«Credo ci sia bisogno di spezzare il circolo vizioso dell’angoscia e arginare la spirale della paura, frutto dell’abitudine a fissare l’attenzione sulle “cattive notizie”».
A richiamare l’attenzione è papa Francesco nel Messaggio per la 51a Giornata mondiale delle comunicazioni sociali che quest’anno si celebra, domenica 28 maggio, Solennità dell’Ascensione del Signore. Lo sforzo, scrive il Papa, deve essere orientato a «oltrepassare quel sentimento di malumore e di rassegnazione che spesso ci afferra, gettandoci nell’apatia, ingenerando paure o l’impressione che al male non si possa porre limite».
Non si tratta di promuovere disinformazione, né di ignorare il dramma della sofferenza. Oggi nel sistema comunicativo troppo spesso la “buona notizia” non fa resa e dunque non è “notizia” e spesso purtroppo il dramma del dolore viene facilmente spettacolarizzato.
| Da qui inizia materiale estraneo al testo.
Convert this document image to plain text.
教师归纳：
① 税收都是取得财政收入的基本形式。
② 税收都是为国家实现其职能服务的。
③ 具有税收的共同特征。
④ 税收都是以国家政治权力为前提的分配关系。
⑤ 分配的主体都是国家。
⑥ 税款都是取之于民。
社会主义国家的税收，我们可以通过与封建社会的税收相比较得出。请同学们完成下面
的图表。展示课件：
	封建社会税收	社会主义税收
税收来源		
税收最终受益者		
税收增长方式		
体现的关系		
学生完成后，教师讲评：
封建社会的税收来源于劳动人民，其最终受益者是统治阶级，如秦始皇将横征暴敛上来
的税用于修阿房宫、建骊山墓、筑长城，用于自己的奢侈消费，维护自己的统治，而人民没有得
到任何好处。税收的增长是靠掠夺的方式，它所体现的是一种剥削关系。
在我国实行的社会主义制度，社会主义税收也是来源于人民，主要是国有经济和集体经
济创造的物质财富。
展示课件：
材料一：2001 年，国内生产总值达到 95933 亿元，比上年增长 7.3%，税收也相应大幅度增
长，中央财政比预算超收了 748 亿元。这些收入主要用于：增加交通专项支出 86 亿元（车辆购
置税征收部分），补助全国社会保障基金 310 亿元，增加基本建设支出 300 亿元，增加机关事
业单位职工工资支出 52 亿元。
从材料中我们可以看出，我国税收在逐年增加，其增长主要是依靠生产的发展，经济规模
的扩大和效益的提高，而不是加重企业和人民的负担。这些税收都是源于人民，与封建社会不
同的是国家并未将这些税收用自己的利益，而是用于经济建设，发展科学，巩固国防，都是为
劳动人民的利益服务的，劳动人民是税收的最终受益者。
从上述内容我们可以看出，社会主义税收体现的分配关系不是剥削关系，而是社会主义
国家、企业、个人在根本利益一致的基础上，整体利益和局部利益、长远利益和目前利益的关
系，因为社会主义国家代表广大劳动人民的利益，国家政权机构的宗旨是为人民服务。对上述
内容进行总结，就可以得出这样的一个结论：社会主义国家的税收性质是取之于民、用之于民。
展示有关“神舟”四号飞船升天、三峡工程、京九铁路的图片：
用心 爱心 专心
«La realtà, in sé stessa, – spiega il Santo Padre nel Messaggio – non ha un significato univoco. Tutto dipende dallo sguardo con cui viene colta, dagli “occhiali” con cui scegliamo di guardarla: cambiando le lenti, anche la realtà appare diversa. Da dove dunque possiamo partire per leggere la realtà con “occhiali” giusti? Per noi cristiani, l’occhiale adeguato per decifrare la realtà non può che essere quello della buona notizia, a partire da la Buona Notizia per eccellenza: il “Vangelo di Gesù, Cristo, Figlio di Dio” (Mc 1,1). Con queste parole l’evangelista Marco inizia il suo racconto, con l’annuncio della “buona notizia” che ha a che fare con Gesù, ma più che essere un’informazione su Gesù, è piuttosto la buona notizia che è Gesù stesso. Leggendo le pagine del Vangelo si scopre, infatti, che il titolo dell’opera corrisponde al suo contenuto e, soprattutto, che questo contenuto è la persona stessa di Gesù. Questa buona notizia che è Gesù stesso non è buona perché priva di sofferenza, ma perché anche la sofferenza è vissuta in un quadro più ampio, parte integrante del suo amore per il Padre e per l’umanità. In Cristo, Dio si è reso solidale con ogni situazione umana, rivelandoci che non siamo soli perché abbiamo un Padre che mai può dimenticare i suoi figli. “Non temere, perché io sono con te” (Is 43,5): è la parola consolante di un Dio che da sempre si coinvolge nella storia del suo popolo».